Viernes, 3 de abril.– Querido Enrique, llegan menos noticias tuyas porque mi teléfono móvil es muy poca cosa y se ha quedado un poco paralizado: no tengo wasap, que era la forma en que últimamente te comunicabas conmigo. Yo creo que puedo fijar el momento del fallo cardíaco: Un vídeo que me remites en el que un hombre con enorme acento andaluz recita un poema.

Es ahí donde mi teléfono de cuarenta y poco euros y marca ignorada empezó su política de mínimos con un mensaje: “Poco espacio almacenamiento…”. Vamos, que le dio el “paralís”, como a nuestro amigo Rubén, ¿recuerdas cuándo volvíamos de jugar al tenis y allí en el Hannen, en la Plaza del Charco, entre el cansancio del deporte y los cubatas de Capitán Morgan adquiría aquella expresión de beatitud? Aquellos días de juventud en los que encerrábamos a veces en el cuenco de las manos los latidos de la felicidad. Los he vuelto a recordar no hace mucho al leer un libro de Juan Cruz, Ojalá octubre. Han vuelto las luces de entonces y las palabras, la música en las voces de aquellos hablantes.

Llegaste a la isla como un pequeño ciclón, con un aire inquieto que revolvía las rutinas de aquella sociedad clasista y provinciana, alterando los ritmos de las casas y las estaciones, aquel orden artificioso y rústico como los personajes en el papel de la pared.

Habrás reconocido sin duda la última frase. Porque a tu adicción a la vida y sus placeres –tantas sorpresas de a diario entre las que no fue la menor la de aquel piano de cola que apareció en tu casa por si la música ayudaba a combatir esa ansiedad y todas las preguntas que te carcomen desde niño; o aquella otra en que volaste de lejos hasta nuestra casa en el Puerto sólo por seguir una conversación, para dejarse ser en amistad…– se añadía la de la poesía, tu gusto por los poemas de Gil de Biedma, algunos de los cuales recitabas enfebrecido. Puede que amaras en ellos su carnalidad, alguna afinidad profunda, y porque veías en ellos también un cierto aire de familia, burguesa por más señas. Me contaste también que conocías a una hermana y otros familiares del poeta, de tus días de juez en Barcelona y Puigcerdá. En fin, fogonazos de esa vida que tú vives para apurarla, para arder en ella.

Leo bastante estos días, un poco de todo. También las cartas de Biedma en una edición que quiere ser definitiva, salvo que aparezcan las que nuestro hombre dirigió a Luis Cernuda.

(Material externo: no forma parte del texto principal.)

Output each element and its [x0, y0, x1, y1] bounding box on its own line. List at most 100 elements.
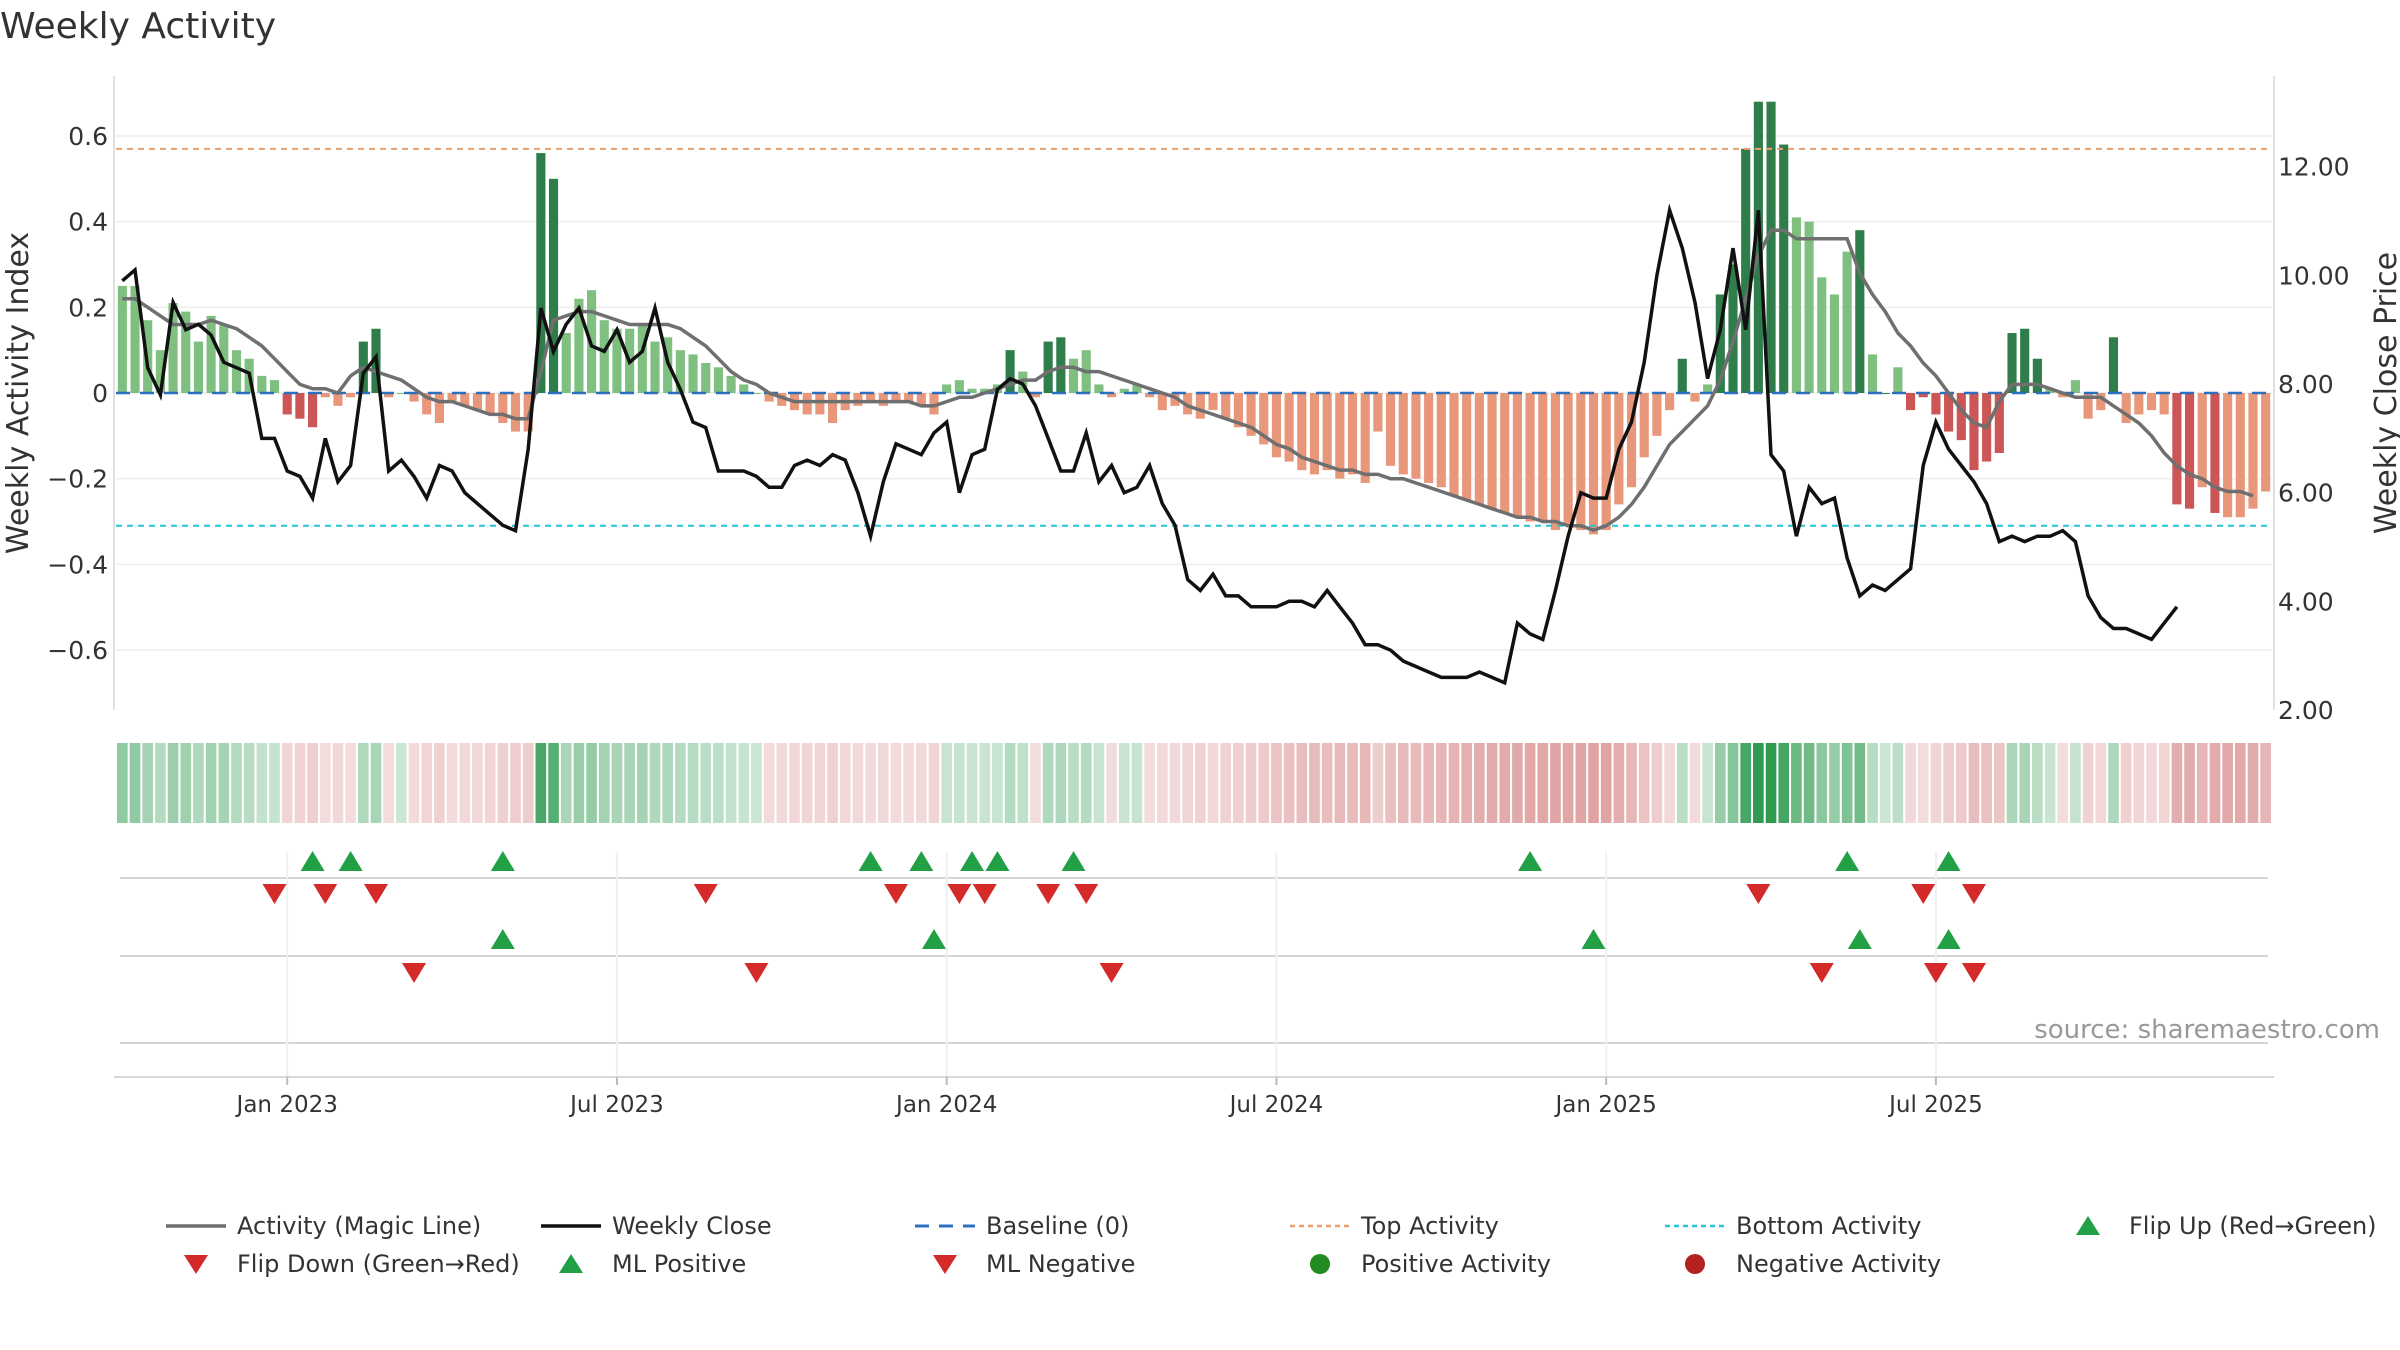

Y eso me lleva a ir a otros libros a los que hace referencia, como este de Ferraté que acabo de consultar para leer un par de artículos, uno en el que analiza “Noches del mes de junio” –ese poema sobre la adolescencia que a mí me gusta tanto, casi tanto como “Ribera de los alisos”– y otro sobre la vigilia nocturna del amante. Al leer este me he disgustado, se citan poemas en varios idiomas de los que sólo se traducen los que están en griego, dando a entender que el lector avisado no necesita nada más. Así que soy un ignorante, me he quedado a medias con Petronio, Escacio o Ausiàs March.

Al menos he conseguido leer un soneto de Wordsworth que versa sobre el espectáculo de una ciudad a la hora del amanecer. Es la hora a la que yo te escribo, cuando veo la ciudad que lleva puesta, como una vestidura, la belleza del día, “silenciosos, desnudos, se yerguen barcos, torres, domos, templos, teatros abiertos a los campos y también a los cielos”.

Dice G. de B. en una carta de 27 de junio de 1963 que ese artículo del amante le ayudó a escribir un poema en el que entonces trabajaba. De esa época son los de tema erótico, esos que él llamó la “serie filipina”, sobre sus amores con D. Por uno de ellos he recordado a una compañera de trabajo, O., que ya murió hace años de cáncer. En una casa solariega de la provincia de Segovia alguien leyó “Mañana de ayer, de hoy”, y ella comenzó a llorar. Yo le había comentado antes mi afición al poeta. A esos poemas que hablan del amor homosexual, pero que a mí me servían bien porque es única esa melodía del recuerdo, de la persistencia del deseo. Igual viene bien que lo copie aquí, ahora, Enrique, Enriquillo, en esta carta que irá pronto hacia tu sol de Málaga, estas letras un poco mentirosas, porque no tienen nada de privado –por ello me callo de lo tuyo y lo mío, de lo nuestro, tantas cosas–. Pero así nuestros amigos lectores, mujeres y hombres, quizá puedan sentir en estos días tristes y apagados el recuerdo de algún cuerpo vivido y un ramalazo de sensualidad.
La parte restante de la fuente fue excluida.